Jadi, sampah yang sudah ditimbang akan dijadikan uang di bank sampah. Di bank sampah itu tidak langsung memberikan uang setelah sampahnya ditimbang, tapi dikumpulkan atau istilahnya kita menabung selama satu bulan di sana. Misalnya, keluarga A mengumpulkan selama satu bulan itu ada 50 kilo, kemudian disepakati harga per kilonya berapa, baru diberikan uangnya.

 

Sistemnya mirip seperti bank konvensional. Kalau kita bicara bank tentu itu harus ada modal. Dari mana Anda dan teman-teman bisa mempunyai modal untuk menjalankan bank sampah ini sehingga masyarakat tertarik untuk ikut memanfaatkan keberadaannya?

Modal yang pertama yaitu dengan ucapan bismillah, dengan niat yang kuat, tekad yang kuat, akhirnya ini berjalan. Kedua, kita kerja sama dengan para pengusaha-pengusaha yang bisa membeli sampah kita karena sudah dipilah, ada yang plastik, kertas, dan lainnya.

 

Apa manfaat yang didapat oleh masyarakat dengan ikut terlibat pengelolaan sampah, khusunya di Desa Wanakerta yang sudah berjalan? Apakah hanya manfaat ekonomi saja yang mereka dapat yaitu dengan benefit uang dari menjual sampah-sampah plastik?

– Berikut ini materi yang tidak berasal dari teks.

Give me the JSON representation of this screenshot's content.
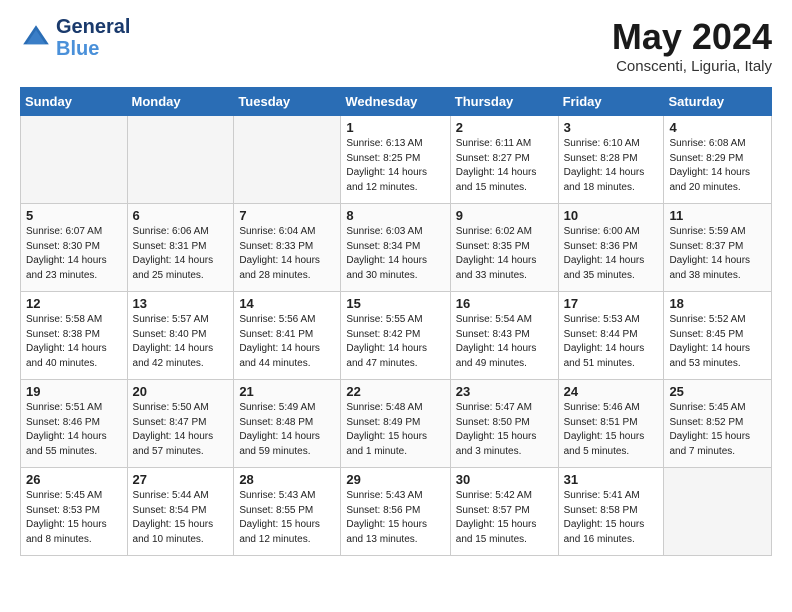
{
  "header": {
    "logo_line1": "General",
    "logo_line2": "Blue",
    "month_title": "May 2024",
    "location": "Conscenti, Liguria, Italy"
  },
  "weekdays": [
    "Sunday",
    "Monday",
    "Tuesday",
    "Wednesday",
    "Thursday",
    "Friday",
    "Saturday"
  ],
  "weeks": [
    [
      {
        "day": "",
        "info": ""
      },
      {
        "day": "",
        "info": ""
      },
      {
        "day": "",
        "info": ""
      },
      {
        "day": "1",
        "info": "Sunrise: 6:13 AM\nSunset: 8:25 PM\nDaylight: 14 hours\nand 12 minutes."
      },
      {
        "day": "2",
        "info": "Sunrise: 6:11 AM\nSunset: 8:27 PM\nDaylight: 14 hours\nand 15 minutes."
      },
      {
        "day": "3",
        "info": "Sunrise: 6:10 AM\nSunset: 8:28 PM\nDaylight: 14 hours\nand 18 minutes."
      },
      {
        "day": "4",
        "info": "Sunrise: 6:08 AM\nSunset: 8:29 PM\nDaylight: 14 hours\nand 20 minutes."
      }
    ],
    [
      {
        "day": "5",
        "info": "Sunrise: 6:07 AM\nSunset: 8:30 PM\nDaylight: 14 hours\nand 23 minutes."
      },
      {
        "day": "6",
        "info": "Sunrise: 6:06 AM\nSunset: 8:31 PM\nDaylight: 14 hours\nand 25 minutes."
      },
      {
        "day": "7",
        "info": "Sunrise: 6:04 AM\nSunset: 8:33 PM\nDaylight: 14 hours\nand 28 minutes."
      },
      {
        "day": "8",
        "info": "Sunrise: 6:03 AM\nSunset: 8:34 PM\nDaylight: 14 hours\nand 30 minutes."
      },
      {
        "day": "9",
        "info": "Sunrise: 6:02 AM\nSunset: 8:35 PM\nDaylight: 14 hours\nand 33 minutes."
      },
      {
        "day": "10",
        "info": "Sunrise: 6:00 AM\nSunset: 8:36 PM\nDaylight: 14 hours\nand 35 minutes."
      },
      {
        "day": "11",
        "info": "Sunrise: 5:59 AM\nSunset: 8:37 PM\nDaylight: 14 hours\nand 38 minutes."
      }
    ],
    [
      {
        "day": "12",
        "info": "Sunrise: 5:58 AM\nSunset: 8:38 PM\nDaylight: 14 hours\nand 40 minutes."
      },
      {
        "day": "13",
        "info": "Sunrise: 5:57 AM\nSunset: 8:40 PM\nDaylight: 14 hours\nand 42 minutes."
      },
      {
        "day": "14",
        "info": "Sunrise: 5:56 AM\nSunset: 8:41 PM\nDaylight: 14 hours\nand 44 minutes."
      },
      {
        "day": "15",
        "info": "Sunrise: 5:55 AM\nSunset: 8:42 PM\nDaylight: 14 hours\nand 47 minutes."
      },
      {
        "day": "16",
        "info": "Sunrise: 5:54 AM\nSunset: 8:43 PM\nDaylight: 14 hours\nand 49 minutes."
      },
      {
        "day": "17",
        "info": "Sunrise: 5:53 AM\nSunset: 8:44 PM\nDaylight: 14 hours\nand 51 minutes."
      },
      {
        "day": "18",
        "info": "Sunrise: 5:52 AM\nSunset: 8:45 PM\nDaylight: 14 hours\nand 53 minutes."
      }
    ],
    [
      {
        "day": "19",
        "info": "Sunrise: 5:51 AM\nSunset: 8:46 PM\nDaylight: 14 hours\nand 55 minutes."
      },
      {
        "day": "20",
        "info": "Sunrise: 5:50 AM\nSunset: 8:47 PM\nDaylight: 14 hours\nand 57 minutes."
      },
      {
        "day": "21",
        "info": "Sunrise: 5:49 AM\nSunset: 8:48 PM\nDaylight: 14 hours\nand 59 minutes."
      },
      {
        "day": "22",
        "info": "Sunrise: 5:48 AM\nSunset: 8:49 PM\nDaylight: 15 hours\nand 1 minute."
      },
      {
        "day": "23",
        "info": "Sunrise: 5:47 AM\nSunset: 8:50 PM\nDaylight: 15 hours\nand 3 minutes."
      },
      {
        "day": "24",
        "info": "Sunrise: 5:46 AM\nSunset: 8:51 PM\nDaylight: 15 hours\nand 5 minutes."
      },
      {
        "day": "25",
        "info": "Sunrise: 5:45 AM\nSunset: 8:52 PM\nDaylight: 15 hours\nand 7 minutes."
      }
    ],
    [
      {
        "day": "26",
        "info": "Sunrise: 5:45 AM\nSunset: 8:53 PM\nDaylight: 15 hours\nand 8 minutes."
      },
      {
        "day": "27",
        "info": "Sunrise: 5:44 AM\nSunset: 8:54 PM\nDaylight: 15 hours\nand 10 minutes."
      },
      {
        "day": "28",
        "info": "Sunrise: 5:43 AM\nSunset: 8:55 PM\nDaylight: 15 hours\nand 12 minutes."
      },
      {
        "day": "29",
        "info": "Sunrise: 5:43 AM\nSunset: 8:56 PM\nDaylight: 15 hours\nand 13 minutes."
      },
      {
        "day": "30",
        "info": "Sunrise: 5:42 AM\nSunset: 8:57 PM\nDaylight: 15 hours\nand 15 minutes."
      },
      {
        "day": "31",
        "info": "Sunrise: 5:41 AM\nSunset: 8:58 PM\nDaylight: 15 hours\nand 16 minutes."
      },
      {
        "day": "",
        "info": ""
      }
    ]
  ]
}
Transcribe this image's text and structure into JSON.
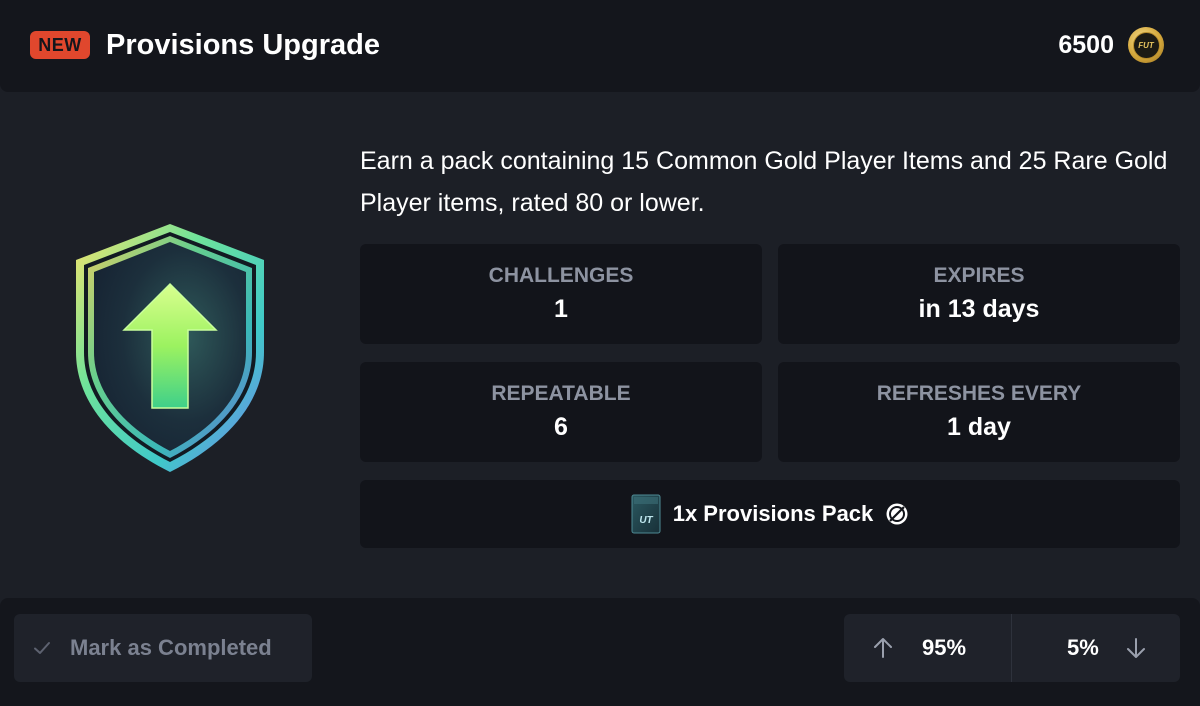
{
  "header": {
    "badge": "NEW",
    "title": "Provisions Upgrade",
    "price": "6500",
    "coin_label": "FUT"
  },
  "objective": {
    "icon": "upgrade-shield-icon",
    "description": "Earn a pack containing 15 Common Gold Player Items and 25 Rare Gold Player items, rated 80 or lower."
  },
  "stats": {
    "challenges": {
      "label": "CHALLENGES",
      "value": "1"
    },
    "expires": {
      "label": "EXPIRES",
      "value": "in 13 days"
    },
    "repeatable": {
      "label": "REPEATABLE",
      "value": "6"
    },
    "refreshes": {
      "label": "REFRESHES EVERY",
      "value": "1 day"
    }
  },
  "reward": {
    "label": "1x Provisions Pack",
    "pack_icon_text": "UT",
    "untradeable_icon": "untradeable-icon"
  },
  "footer": {
    "complete_label": "Mark as Completed",
    "upvote": "95%",
    "downvote": "5%"
  },
  "colors": {
    "background": "#1c1f26",
    "panel": "#14161c",
    "tile": "#12141a",
    "badge": "#e0472d",
    "muted_text": "#8d93a1",
    "arrow_green": "#8ff05a"
  }
}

Manfaatnya banyak. Pertama secara ekonomis, yaitu benefit uang. Kedua, kawasan atau daerah tersebut menjadi bebas sampah, bersih, dan sehat. Ketiga, seolah-olah ada pembelajaran bahwa sisa sampah itu jangan sampai dibuang. Kembali lagi yang saya katakan tadi bahwa bisa jadi sampah itu adalah betul-betul emas.

 

Tadi sampah dari masyarakat tidak dibuang, tapi Anda kumpulkan. Apakah Anda buang lagi ke tempat pembuangan akhir atau Anda olah menjadi suatu produk lain?

Pertama, sampah yang layak kita jual, maka kita jual. Kalau yang tidak layak dijual, maka kita olah menjadi produk lain seperti kerajinan tangan.

 

Apa contohnya?

Contohnya, dari bungkus kopi bisa dibuat menjadi tas. Kemudian dari sedotan bekas minuman juga bisa dibuat menjadi tas.

 

Apakah laku kalau dijual lagi, dan apa ada yang mau membeli?

Alhamdulillah kalau di sini banyak yang beli. Ada juga yang bisa dijadikan tikar untuk tempat duduk.

 

Apakah dari sana berarti Anda bisa mendapat modal lagi untuk bayar sampah plastik dari masyarakat?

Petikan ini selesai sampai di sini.